FCC Chairman Tom Wheeler announced Friday that the agency will soon begin deliberating how its new net neutrality authorities, which took effect June 12, will apply to consumer privacy on the web.

“We committed in the Open Internet Order to address issues of privacy implicated by consumers’ use of the internet,” Wheeler said in a speech at the Brookings Institution in Washington. “We will begin that process with a notice of proposed rulemaking in the autumn.”

But the rulemaking notice will touch off an effort to define how the FCC will approach an issue previously seen as the realm of the Federal Trade Commission. And that has put some stakeholders on edge.

“I’m worried about what the Commission is going to do in this space,” FCC Commissioner Michael O’Rielly said Thursday, referring to his own committee at an event hosted by the Internet Innovation Alliance. “I believe the Commission is light years behind where other agencies have been, including the FTC.”

“I think you’ll find that we’re headed in a very troubling direction,” added O’Rielly, a Republican member of the five-seat panel.

User data is at the heart of the profit model that underpins a great deal of online activity. O’Rielly described a “symbiotic relationship” in which internet users offer up their data to companies in exchange for free services like Google’s Gmail platform.

“Regulators trying to alter an aspect of internet activity must realize that they risk disturbing the entire internet marketplace, dramatically affecting other offerings by internet-related companies,” he said.

The net neutrality order subjected internet service providers to privacy requirements that previously applied only to telephone companies, without providing extensive guidance as to how to adapt the rules to the web. Industry analysts said the proposed rulemaking notice will likely address that issue.

“These are regulations that will be sort of set a precedent that folks will look at in other sections of the internet,” Doug Brake, a telecommunications policy analyst for the Information Technology and Innovation Foundation, a Washington-based think tank focused on formulating and promoting policies that combine innovation and technology, said in an interview Tuesday.

But even though the rules will deal directly with ISPs like AT&T Inc. and Time Warner Cable, they have the potential to impact the industry more broadly, Brake said.

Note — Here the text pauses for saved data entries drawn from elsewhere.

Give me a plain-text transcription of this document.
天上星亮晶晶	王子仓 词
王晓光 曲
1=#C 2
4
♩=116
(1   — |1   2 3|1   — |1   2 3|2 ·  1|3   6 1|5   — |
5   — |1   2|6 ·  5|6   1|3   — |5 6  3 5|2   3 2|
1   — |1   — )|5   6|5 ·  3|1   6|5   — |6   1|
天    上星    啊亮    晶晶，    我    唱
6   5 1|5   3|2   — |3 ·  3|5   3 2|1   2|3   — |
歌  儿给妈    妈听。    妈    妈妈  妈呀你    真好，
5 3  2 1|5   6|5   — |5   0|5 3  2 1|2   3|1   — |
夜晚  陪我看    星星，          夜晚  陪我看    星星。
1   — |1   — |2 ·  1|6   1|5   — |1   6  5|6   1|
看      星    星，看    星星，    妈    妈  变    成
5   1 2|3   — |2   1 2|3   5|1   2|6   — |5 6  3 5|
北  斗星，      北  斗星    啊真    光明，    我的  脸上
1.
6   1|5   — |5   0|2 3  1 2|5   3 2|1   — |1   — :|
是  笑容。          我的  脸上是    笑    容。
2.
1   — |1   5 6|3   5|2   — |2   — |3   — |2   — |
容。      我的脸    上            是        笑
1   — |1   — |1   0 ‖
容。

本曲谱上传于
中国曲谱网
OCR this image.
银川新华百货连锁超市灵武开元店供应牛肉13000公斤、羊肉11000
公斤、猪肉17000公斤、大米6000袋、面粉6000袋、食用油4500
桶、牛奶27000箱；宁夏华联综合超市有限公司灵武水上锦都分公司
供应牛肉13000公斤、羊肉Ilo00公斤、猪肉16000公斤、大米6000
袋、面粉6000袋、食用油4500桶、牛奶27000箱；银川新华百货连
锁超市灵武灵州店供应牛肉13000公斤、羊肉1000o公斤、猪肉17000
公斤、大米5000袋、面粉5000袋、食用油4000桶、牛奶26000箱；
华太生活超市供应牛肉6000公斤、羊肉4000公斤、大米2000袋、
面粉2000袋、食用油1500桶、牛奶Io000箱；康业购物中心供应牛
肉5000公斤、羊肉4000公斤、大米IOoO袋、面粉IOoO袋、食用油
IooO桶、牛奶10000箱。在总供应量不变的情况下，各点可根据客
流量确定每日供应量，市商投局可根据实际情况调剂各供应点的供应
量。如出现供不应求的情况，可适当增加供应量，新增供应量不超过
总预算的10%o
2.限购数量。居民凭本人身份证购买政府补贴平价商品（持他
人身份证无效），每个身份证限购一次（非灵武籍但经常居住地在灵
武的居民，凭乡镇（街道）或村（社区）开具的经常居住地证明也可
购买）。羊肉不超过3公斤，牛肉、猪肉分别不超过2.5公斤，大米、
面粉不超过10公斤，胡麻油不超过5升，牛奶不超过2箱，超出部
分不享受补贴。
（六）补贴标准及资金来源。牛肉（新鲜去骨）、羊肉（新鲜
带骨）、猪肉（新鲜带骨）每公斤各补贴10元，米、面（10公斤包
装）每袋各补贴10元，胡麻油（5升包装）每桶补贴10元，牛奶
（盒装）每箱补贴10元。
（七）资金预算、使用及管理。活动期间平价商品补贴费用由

The same argument that justifies the FCC guarding consumer data held by ISPs – namely, to encourage broadband investment and deployment – could also apply to so-called “edge providers,” companies like Google that interact directly with web users, he said.

“It seems to me the FCC has been pretty aggressive in writing a lot of these rules,” Brake said, referring to the portion of its charter law granting it authority over common carriers. “I’m expecting they’re going to try to reach pretty far.”

The FCC did not respond to requests for comment.

Privacy advocates say there’s no reason to regulate data held by ISPs while not doing the same for edge providers like Facebook and Google.

“There’s a certain irony that on the one hand you’re going to regulate the ISPs and their use of the data when you have some of essentially the same data in the hands of edge providers,” said John Simpson, privacy project director for Consumer Watchdog, a Santa Monica, California-based consumer advocacy group.

In June, Consumer Watchdog filed a petition with the FCC asking it to use its authority to force edge providers to honor requests from internet users that they refrain from tracking their data. That would be a rather broad – and unlikely – expansion of the FCC’s authority, Brake said.

The FCC has not responded to the petition, and the agency is under no legal obligation to do so.

T. Stephen Jenkins, an associate of Philadelphia-based law firm Pepper Hamilton LLP who deals with privacy issues, said he doesn’t think the FCC will soon issue any sweeping new grabs of authority, but the impending privacy regulations are nonetheless a cause of worry for the industry.

“The FCC is seen as this really knowledgeable agency when it comes to telecom and broadband internet, but there is a lot of skittishness when it comes to seeing how the FCC is going to enforce that power,” he said in an interview Tuesday.

One worry is that the FTC possesses more institutional knowledge than the FCC when it comes to regulating privacy. The FTC is barred by its founding law from regulating common carriers, meaning newly classified ISPs now fall outside its purview.

“My general worry is that privacy regulation has been a balancing act, and the FCC has not been a part of the conversation,” said Will Rinehart, director of technology and innovation policy for the American Action Forum, a center-right policy institute in Washington.

Rinehart said the FCC could seek to assert power over edge providers even without classifying them as common carriers by pointing to authorities granted in Section 706 of the 1996 Telecommunications Act and reaffirmed in the net neutrality decision.

Section 706 says the FCC is allowed to employ “regulating methods that remove barriers to infrastructure investment.”

The FCC’s Open Internet Order, published in March, states that consumer privacy concerns could have the effect of “lowering the likelihood of broadband adoption and decreasing consumer demand.” Rinehart said the FCC could use this line of argument to justify broad privacy action.

In any case, the rulemaking has the FCC’s opponents such as the Telecommunications Industry Association all the more skeptical of the agency and its use of new authorities under Title II of the Telecommunications Act.

“The FCC is seeking to create new and potentially duplicative Internet privacy rules,” Scott Belcher, chief executive officer of the Arlington, Virginia-based trade group that represents communications technology companies such as Cisco and Qualcomm, said in an email statement. “This underscores the reality that Title II is just a Trojan horse for the agency to begin heavy-handed regulation of the Internet.”